Topix Gets Top Dollar

Monday, November 6th, 2006

Popular news aggregation site has announced a $15 million round of financing with investments coming from Gannett Co., Tribune Company, and the McClatchy Company. This Series B round of financing comes as the company continues to drive significant traffic.

Since launching in early 2004, the site has already snatched an Alexa rank of 1,261. Pretty respectable by most accounts. However, traffic at Topix has flattened out over the past year. Its rank has only risen by a couple hundred spots, a small percentage rise in comparison to the exponential gains of previous years.

The site pulls feeds from all over the net - news, blogs, entertainment, local/world, business, and sports. In addition, the site contains forums and a classified ads section. According to GigaOM (see link above), the site attracts 9 million unique visits a month.

The concept behind the site is not overly revolutionary or extravagant. Pulling feeds from other sources is nothing new. However, the manner and execution of Topix has been nothing short of brilliant. The interface is very intuitive and well laid out. Ads are cleanly and cleverly integrated into the content in a logical manner. The site is essentially a mass-aggregated, organized directory of news stories and blog posts, in a nutshell. Features such as local and comments take it one step beyond a simple ‘feed’.

Though I am not a regular user of the site, I have been known to visit on the occasion and I am a fan. Functionality is useful, but not over the top. In an age where content is king, quality articles and feeds rule the landscape.

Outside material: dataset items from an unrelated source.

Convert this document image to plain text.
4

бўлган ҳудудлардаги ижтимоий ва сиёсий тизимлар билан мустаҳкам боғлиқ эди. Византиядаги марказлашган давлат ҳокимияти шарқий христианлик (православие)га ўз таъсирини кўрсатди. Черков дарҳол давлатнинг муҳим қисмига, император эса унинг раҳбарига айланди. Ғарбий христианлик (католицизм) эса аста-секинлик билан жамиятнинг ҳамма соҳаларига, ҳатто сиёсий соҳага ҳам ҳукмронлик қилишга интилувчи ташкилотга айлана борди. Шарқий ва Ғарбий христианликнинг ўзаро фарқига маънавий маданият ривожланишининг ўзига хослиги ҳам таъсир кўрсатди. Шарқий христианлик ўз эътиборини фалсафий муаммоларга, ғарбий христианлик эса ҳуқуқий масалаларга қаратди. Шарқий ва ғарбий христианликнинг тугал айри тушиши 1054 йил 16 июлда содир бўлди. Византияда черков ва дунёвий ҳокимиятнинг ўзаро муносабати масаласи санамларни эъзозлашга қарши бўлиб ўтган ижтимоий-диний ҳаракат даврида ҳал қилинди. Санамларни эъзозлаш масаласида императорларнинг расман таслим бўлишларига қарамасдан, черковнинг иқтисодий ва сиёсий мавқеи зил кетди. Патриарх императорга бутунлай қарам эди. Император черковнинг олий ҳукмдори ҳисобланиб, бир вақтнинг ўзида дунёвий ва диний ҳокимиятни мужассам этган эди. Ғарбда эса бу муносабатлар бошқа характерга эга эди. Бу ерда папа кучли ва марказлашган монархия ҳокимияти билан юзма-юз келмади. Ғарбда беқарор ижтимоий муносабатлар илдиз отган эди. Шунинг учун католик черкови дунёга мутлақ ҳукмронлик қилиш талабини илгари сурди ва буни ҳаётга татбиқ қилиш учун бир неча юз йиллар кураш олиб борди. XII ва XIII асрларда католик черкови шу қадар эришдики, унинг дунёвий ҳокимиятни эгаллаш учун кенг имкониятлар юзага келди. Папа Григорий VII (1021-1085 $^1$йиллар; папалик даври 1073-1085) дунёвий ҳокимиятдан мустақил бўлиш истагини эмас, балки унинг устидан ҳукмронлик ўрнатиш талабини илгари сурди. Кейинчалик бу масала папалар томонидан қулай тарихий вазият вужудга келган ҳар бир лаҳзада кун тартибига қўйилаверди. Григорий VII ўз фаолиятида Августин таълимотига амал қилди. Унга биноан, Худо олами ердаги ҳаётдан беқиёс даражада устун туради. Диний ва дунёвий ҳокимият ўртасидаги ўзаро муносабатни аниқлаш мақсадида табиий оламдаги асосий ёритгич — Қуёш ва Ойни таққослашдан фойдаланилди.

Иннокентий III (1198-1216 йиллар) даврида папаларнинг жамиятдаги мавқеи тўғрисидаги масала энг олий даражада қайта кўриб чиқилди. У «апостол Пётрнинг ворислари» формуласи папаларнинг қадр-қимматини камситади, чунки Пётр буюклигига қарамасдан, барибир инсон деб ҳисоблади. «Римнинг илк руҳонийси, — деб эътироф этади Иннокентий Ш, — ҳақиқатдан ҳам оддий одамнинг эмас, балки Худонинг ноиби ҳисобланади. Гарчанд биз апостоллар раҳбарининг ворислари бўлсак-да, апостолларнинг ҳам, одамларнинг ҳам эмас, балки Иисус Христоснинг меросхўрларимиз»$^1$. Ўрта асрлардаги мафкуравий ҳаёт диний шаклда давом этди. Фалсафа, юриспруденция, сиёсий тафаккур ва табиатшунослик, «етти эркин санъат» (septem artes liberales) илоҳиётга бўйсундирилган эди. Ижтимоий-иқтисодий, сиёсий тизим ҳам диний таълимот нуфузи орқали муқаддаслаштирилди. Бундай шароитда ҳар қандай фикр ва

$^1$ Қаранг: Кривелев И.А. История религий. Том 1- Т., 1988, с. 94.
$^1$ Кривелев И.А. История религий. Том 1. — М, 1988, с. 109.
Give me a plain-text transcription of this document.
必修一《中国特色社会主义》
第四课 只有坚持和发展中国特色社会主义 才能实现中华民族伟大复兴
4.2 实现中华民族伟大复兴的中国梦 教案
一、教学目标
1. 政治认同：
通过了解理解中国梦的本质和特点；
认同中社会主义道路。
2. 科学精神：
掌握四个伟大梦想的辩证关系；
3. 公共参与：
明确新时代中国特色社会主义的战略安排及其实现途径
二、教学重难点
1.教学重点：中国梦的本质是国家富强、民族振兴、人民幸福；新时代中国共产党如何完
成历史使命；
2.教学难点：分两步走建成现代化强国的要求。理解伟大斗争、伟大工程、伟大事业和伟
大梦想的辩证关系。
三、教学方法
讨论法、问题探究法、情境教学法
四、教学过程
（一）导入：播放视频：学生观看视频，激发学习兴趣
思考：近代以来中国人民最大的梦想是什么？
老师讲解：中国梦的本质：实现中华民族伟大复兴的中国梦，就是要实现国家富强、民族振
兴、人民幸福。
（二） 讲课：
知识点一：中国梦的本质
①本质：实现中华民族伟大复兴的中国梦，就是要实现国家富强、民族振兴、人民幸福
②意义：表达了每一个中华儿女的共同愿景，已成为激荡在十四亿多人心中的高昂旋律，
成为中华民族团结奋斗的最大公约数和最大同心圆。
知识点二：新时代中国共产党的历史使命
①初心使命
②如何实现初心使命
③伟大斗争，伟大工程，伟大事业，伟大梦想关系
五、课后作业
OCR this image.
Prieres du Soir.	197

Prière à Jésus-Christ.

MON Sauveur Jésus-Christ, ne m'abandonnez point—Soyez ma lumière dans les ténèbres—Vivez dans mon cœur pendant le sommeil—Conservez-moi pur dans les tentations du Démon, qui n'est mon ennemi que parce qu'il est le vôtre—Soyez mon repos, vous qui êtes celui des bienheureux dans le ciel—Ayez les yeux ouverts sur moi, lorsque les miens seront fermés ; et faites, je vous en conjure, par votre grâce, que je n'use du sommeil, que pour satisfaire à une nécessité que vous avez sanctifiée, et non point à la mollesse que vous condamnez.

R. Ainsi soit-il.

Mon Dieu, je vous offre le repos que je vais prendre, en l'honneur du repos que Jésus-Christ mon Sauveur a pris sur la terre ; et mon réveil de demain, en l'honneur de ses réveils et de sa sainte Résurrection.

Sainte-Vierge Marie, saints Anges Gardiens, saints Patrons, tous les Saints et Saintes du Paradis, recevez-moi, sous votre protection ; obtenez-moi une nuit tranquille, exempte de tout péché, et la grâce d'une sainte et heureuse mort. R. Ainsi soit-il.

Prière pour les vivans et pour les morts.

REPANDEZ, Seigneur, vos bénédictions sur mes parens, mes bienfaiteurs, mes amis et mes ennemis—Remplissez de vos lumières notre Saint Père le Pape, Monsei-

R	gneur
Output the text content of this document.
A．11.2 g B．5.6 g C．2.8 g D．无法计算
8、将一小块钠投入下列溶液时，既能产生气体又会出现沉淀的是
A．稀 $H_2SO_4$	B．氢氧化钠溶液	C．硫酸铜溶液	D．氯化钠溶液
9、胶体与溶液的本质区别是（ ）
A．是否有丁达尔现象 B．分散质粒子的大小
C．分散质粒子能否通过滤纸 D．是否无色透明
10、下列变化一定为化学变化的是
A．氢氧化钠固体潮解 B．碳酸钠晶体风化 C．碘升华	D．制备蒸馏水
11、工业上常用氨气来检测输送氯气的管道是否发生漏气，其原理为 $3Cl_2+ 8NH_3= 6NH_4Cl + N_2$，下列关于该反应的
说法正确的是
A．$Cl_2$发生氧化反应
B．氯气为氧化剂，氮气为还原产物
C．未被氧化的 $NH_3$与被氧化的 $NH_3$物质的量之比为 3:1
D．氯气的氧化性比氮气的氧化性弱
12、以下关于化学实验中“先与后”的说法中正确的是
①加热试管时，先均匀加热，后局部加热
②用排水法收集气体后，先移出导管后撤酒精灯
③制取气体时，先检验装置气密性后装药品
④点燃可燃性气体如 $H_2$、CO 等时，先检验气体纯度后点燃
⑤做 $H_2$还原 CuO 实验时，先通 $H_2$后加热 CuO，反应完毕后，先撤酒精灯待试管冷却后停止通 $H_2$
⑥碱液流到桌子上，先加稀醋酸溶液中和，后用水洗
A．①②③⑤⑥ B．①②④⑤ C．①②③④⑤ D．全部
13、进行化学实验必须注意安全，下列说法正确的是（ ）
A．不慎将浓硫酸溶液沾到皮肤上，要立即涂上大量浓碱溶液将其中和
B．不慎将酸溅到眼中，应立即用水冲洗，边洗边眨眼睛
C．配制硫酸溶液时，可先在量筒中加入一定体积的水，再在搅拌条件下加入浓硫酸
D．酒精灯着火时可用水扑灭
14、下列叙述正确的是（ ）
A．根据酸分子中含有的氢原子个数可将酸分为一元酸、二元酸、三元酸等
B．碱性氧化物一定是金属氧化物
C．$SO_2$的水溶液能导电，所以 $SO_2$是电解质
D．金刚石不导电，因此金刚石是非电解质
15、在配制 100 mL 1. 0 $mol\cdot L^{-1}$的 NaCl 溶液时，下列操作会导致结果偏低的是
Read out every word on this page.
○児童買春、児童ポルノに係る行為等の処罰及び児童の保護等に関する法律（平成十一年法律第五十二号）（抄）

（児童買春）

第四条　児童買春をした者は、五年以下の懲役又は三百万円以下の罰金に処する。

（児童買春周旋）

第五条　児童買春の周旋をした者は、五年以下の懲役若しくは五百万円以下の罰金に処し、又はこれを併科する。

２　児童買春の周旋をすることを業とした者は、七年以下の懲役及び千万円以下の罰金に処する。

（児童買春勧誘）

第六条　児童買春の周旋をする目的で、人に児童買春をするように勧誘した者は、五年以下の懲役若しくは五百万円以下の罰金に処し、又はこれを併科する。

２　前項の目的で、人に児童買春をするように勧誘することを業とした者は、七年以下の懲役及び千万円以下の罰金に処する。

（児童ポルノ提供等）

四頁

I am a bit hesitant and leery of the amount of money raised. A $15 million round seems extremely high for an aggregated news site. What will Topix do with this equity injection? Such a large investment must mean big things are in the mix. Will Topix move to new mediums of news dissemination such as radio, TV, or print? Will it begin to spin-off niche news sites? Will the company simply build the current offering and integrate sophisticated functionality and features? For the time being, all we can do is speculate. But expect big things to come as the world continues to move toward a more democratic news dissemination system.